Mohamed, le propriétaire, risque un an de prison et la confiscation de son "pavillon".

C’est un cheval de bataille pour la Ville de Charleroi : identifier les immeubles transformés en "cages à poules" et les marchands de sommeil qui entassent les locataires dans des cagibis insalubres moyennant un loyer indécent. Des poursuites judiciaires sont engagées contre ces propriétaires peu scrupuleux et aboutissent devant le tribunal correctionnel.
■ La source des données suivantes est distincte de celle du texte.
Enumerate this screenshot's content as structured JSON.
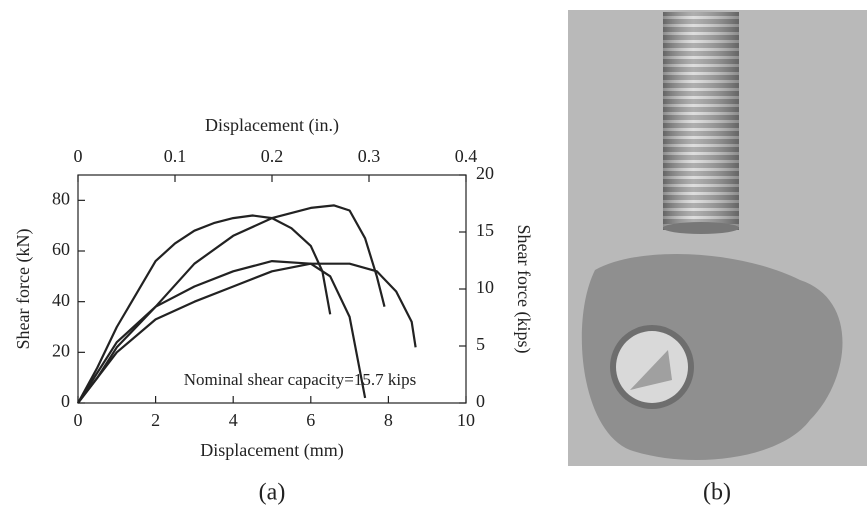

C’est ainsi que Mohamed, un jeune retraité sexagénaire, était prévenu à abuser de la situation précaire de deux dames à qui il a loué son "pavillon" de la rue de l’Étang à Lodelinsart. "Il pleuvait dans cette petite cahute qui n’est même pas répertoriée comme habitation à l’urbanisme" , explique le parquet. "Les châssis étaient pourris, le plafond menaçait de tomber dans certaines pièces, le plancher était troué… Bref, c’est un véritable taudis que Mohamed a loué pour 500 euros à sa première locataire, une femme battue qui cherchait absolument un endroit pour se réfugier. La deuxième personne payait 350 euros et avait plusieurs enfants. Les lieux étaient bien trop exigus pour les loger."

Au terme de son réquisitoire, le ministère public a requis un an de prison contre le propriétaire, ainsi que la confiscation du pavillon et d’une somme de 3250 euros, équivalente aux loyers perçus. "J’ai pourtant rafraîchi l’immeuble avant de le louer", explique Mohamed, quelque peu déstabilisé par sa comparution devant le tribunal.

Selon son avocat, Me David Fesler, le propriétaire n’a d’ailleurs commis aucune faute. "Si l’on en croit les archives de l’urbanisme, ce bâtiment était occupé et même loué depuis de nombreuses années. Ce qu’on oublie, c’est que la dernière locataire avait accepté d’accueillir huit personnes dans ce logement minuscule. Et elle n’entretenait pas les lieux, ce qui explique leur détérioration."

Au terme de sa plaidoirie, l’avocat a donc sollicité l’acquittement. En attendant une décision définitive, Mohamed ne peut louer son bien. "En plus, des voleurs viennent régulièrement chiper des robinets et des châssis" , s’est-il plaint au tribunal, qui rendra sa décision le 4 avril.